In re Cossu, 410 F.3d 591 (9th Cir. 2005)

Jefferson Pilot Securities filed a claim in the bankruptcy proceeding of Claude Cossu, one of its former broker-dealers, who had failed to report his outside business activities to Jefferson Pilot (for which he was an NASD-registered representative). Cossu was aware that under NASD guidelines, he was not permitted to engage in private securities transactions without obtaining Jefferson Pilot’s prior approval. Notwithstanding Cossu’s agreement with Jefferson Pilot, Cossu sold promissory notes from SafeRate Financial Services on which he earned approximately $500,000 in commissions. After the SEC closed down one of the companies from which Cossu’s clients had purchased the SafeRate notes, the SEC sued Cossu, and the customers sued Jefferson Pilot for losses they had suffered.

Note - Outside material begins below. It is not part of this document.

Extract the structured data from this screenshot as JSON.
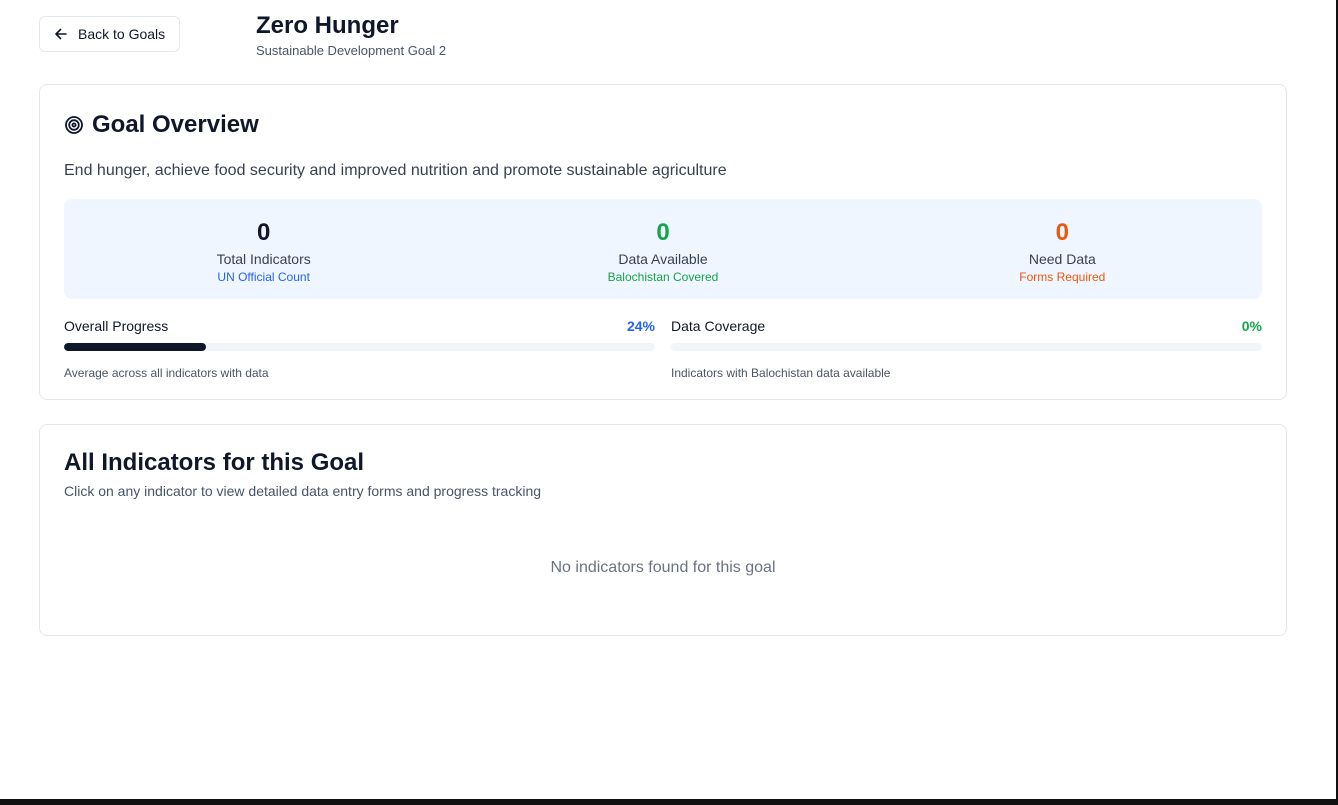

Cossu, who had a “serious gambling habit,” filed a Chapter 7 bankruptcy petition. Jefferson Pilot then brought an adversary proceeding against Cossu to recover the amounts it had paid to defend and settle the claims brought against it by Cossu’s clients. The Bankruptcy Court awarded Jefferson Pilot $1.2 million against Cossu on the ground that the debt was non-dischargeable in Cossu’s bankruptcy since it amounted to fraud committed in a fiduciary capacity. The Ninth Circuit affirmed the judgment against Cossu based on his fraudulent activity, but remanded the matter to the lower court with orders to recalculate the appropriate amount of the non-dischargeable award against Cossu.